LMI Help Center

LMI, Luthier Communities and the Upcoming GAL Convention – June 2014

Not so long ago, the world of guitarmaking was a solitary affair. Like many trades, instrument makers (perhaps most famously, violin makers) used to reveal their closely guarded trade secrets slowly and painstakingly within the confines of a traditionally regulated master and apprentice relationship. Those drawn to guitarmaking who could not find (or were not accepted by) an accomplished luthier to apprentice with, were forced to learn by trial and error.

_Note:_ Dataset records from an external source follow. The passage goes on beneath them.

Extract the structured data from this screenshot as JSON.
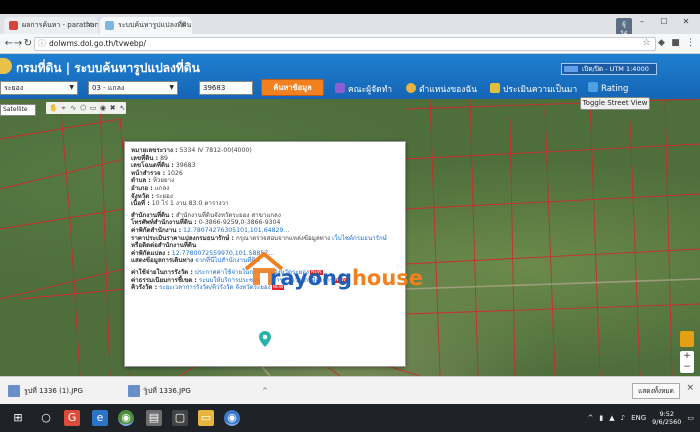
{
  "browser": {
    "tabs": [
      {
        "label": "ผลการค้นหา - parathank - Gmail",
        "icon": "gmail-icon",
        "active": false
      },
      {
        "label": "ระบบค้นหารูปแปลงที่ดิน",
        "icon": "web-icon",
        "active": true
      }
    ],
    "badge": "ผู้ใช้งานใหม่",
    "url": "dolwms.dol.go.th/tvwebp/"
  },
  "site": {
    "title": "กรมที่ดิน | ระบบค้นหารูปแปลงที่ดิน",
    "utm_toggle": "เปิด/ปิด - UTM 1:4000",
    "province_select": "ระยอง",
    "district_select": "03 - แกลง",
    "parcel_input": "39683",
    "search_button": "ค้นหาข้อมูล",
    "links": {
      "developers": "คณะผู้จัดทำ",
      "my_location": "ตำแหน่งของฉัน",
      "evaluation": "ประเมินความเป็นมา",
      "rating": "Rating"
    }
  },
  "map": {
    "layer_select": "Satellite",
    "street_view_button": "Toggle Street View",
    "subtext": "ระ",
    "watermark": {
      "rayong": "rayong",
      "house": "house"
    },
    "popup": {
      "rows": [
        {
          "label": "หมายเลขระวาง :",
          "value": "5334 IV 7812-00(4000)"
        },
        {
          "label": "เลขที่ดิน :",
          "value": "89"
        },
        {
          "label": "เลขโฉนดที่ดิน :",
          "value": "39683"
        },
        {
          "label": "หน้าสำรวจ :",
          "value": "1026"
        },
        {
          "label": "ตำบล :",
          "value": "ห้วยยาง"
        },
        {
          "label": "อำเภอ :",
          "value": "แกลง"
        },
        {
          "label": "จังหวัด :",
          "value": "ระยอง"
        },
        {
          "label": "เนื้อที่ :",
          "value": "10 ไร่ 1 งาน 83.0 ตารางวา"
        },
        {
          "label": "สำนักงานที่ดิน :",
          "value": "สำนักงานที่ดินจังหวัดระยอง สาขาแกลง"
        },
        {
          "label": "โทรศัพท์สำนักงานที่ดิน :",
          "value": "0-3866-9259,0-3866-9304"
        },
        {
          "label": "ค่าพิกัดสำนักงาน :",
          "value": "12.78074276305101,101.64829..."
        },
        {
          "label": "ราคาประเมินราคาแปลงกรมธนารักษ์ :",
          "value": "กรุณาตรวจสอบจากแหล่งข้อมูลทาง",
          "link": "เว็บไซต์กรมธนารักษ์"
        },
        {
          "label": "หรือติดต่อสำนักงานที่ดิน",
          "value": ""
        },
        {
          "label": "ค่าพิกัดแปลง :",
          "value": "12.7780072559970,101.58857..."
        },
        {
          "label": "แสดงข้อมูลการเดินทาง",
          "value": "",
          "link": "จากที่นี่ไปสำนักงานที่ดิน"
        }
      ],
      "fees": [
        {
          "label": "ค่าใช้จ่ายในการรังวัด :",
          "link": "ประกาศค่าใช้จ่ายในการรังวัดจังหวัดระยอง"
        },
        {
          "label": "ค่าธรรมเนียมการชี้เขต :",
          "link": "ระบบให้บริการประชาชนในการคำนวณภาษีอาการ"
        },
        {
          "label": "คิวรังวัด :",
          "link": "ระยะเวลาการรังวัด/คิวรังวัด จังหวัดระยอง"
        }
      ],
      "new_badge": "NEW"
    }
  },
  "downloads": {
    "items": [
      "รูปที่ 1336 (1).JPG",
      "รูปที่ 1336.JPG"
    ],
    "show_all": "แสดงทั้งหมด"
  },
  "taskbar": {
    "lang": "ENG",
    "time": "9:52",
    "date": "9/6/2560"
  }
}
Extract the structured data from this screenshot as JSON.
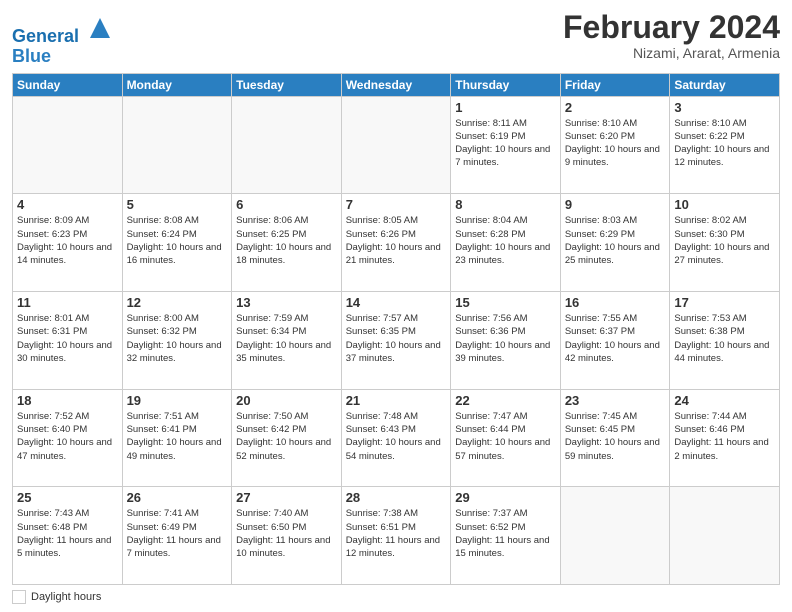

It was not until the late 60’s that the techniques required to make an instrument began to seep into the guitar-loving public. Perhaps it started when Irving Sloan’s guitar building books came to the market. Around this time, we also saw small high-end shops like Gurian’s, Larrivee’s and Gallagher’s ‘taking on’ the Goliaths of Martin and Gibson, with some of their employees eventually stepping out on their own to establish their own innovative brands. Unlike the classical guitar and violin culture, the steel string world (buoyed by its alliance with folk music and it’s ethic of sharing) was unique in that it welcomed a free exchange of ideas. The information age was dawning, and for the first time competition took a back seat to artistry, innovation, and community.

Shortly thereafter, Lewis Luthier Supplies (which would later morph into The Luthier’s Mercantile and LMI), Stewart-MacDonald and a few others, would make hard-to-source materials and tools easily available to instrument makers worldwide. Charles Fox would start North America’s first guitar building school and Cumpiano and Natelson would begin work on ‘Guitarmaking: Tradition and Technology’ –a popular work which would eclipse Sloan’s small volumes with a treasure trove of detailed lutherie techniques. The picture is completed with the advent (in 1972) of the Guild of American Luthiers (GAL) which gave format to this exchange of ideas with its American Lutherie periodical, national conventions and the publication of guitar blueprints.

GALTedOlsenFounderThe GAL continues on to this day with its 21st convention approaching in July of 2014. It’s a long weekend where the topic of instrument making never tires. Classes, workshops, and concerts are held (in Tacoma, WA) and attendees get a chance to see and select from a wide range of tonewoods and special tools from LMI and many other vendors. We welcome this rare opportunity to meet and talk with our customers face to face. We learn a lot about what they want and need and it’s a delight to see their excitement in finding materials that they will transform into marvelous instruments.  Visit www.luth.org if you are interested in coming to the convention or becoming a member of the Guild.

The GAL’s convention format is echoed in other events such as the Association of Stringed Instrument Artisans (ASIA) Symposium (where LMI regularly exhibits), Bryan Galloup’s Northwood’s Seminars and to some degree, the Healdsburg Guitar Festival. A growing number of regional guitar makers clubs and groups throughout the world have sprung up as well. Many of these groups are listed on the LMI website on our ‘Luthier 101’ beginner’s page.  Add to this the many online lutherie forums (also listed on our site) where professionals and beginners alike offer each other support and advice.

The secrets which help create truly remarkable guitars may still be passed along in private, behind closed doors between the masters who have worked tirelessly to reveal them and those few individuals they deem worthy to receive them. And surely, there is no substitute for the experiences one painstakingly gains from the construction of many, many guitars. But for those who are eager to jump in and get started, there has never been a greater wellspring of resources available. And for the dedicated professionals whose fine instruments are an inspiration to craftsman and musicians alike, the picture of the isolated woodworker, toiling away in guarded solitude, is happily, a thing of the past.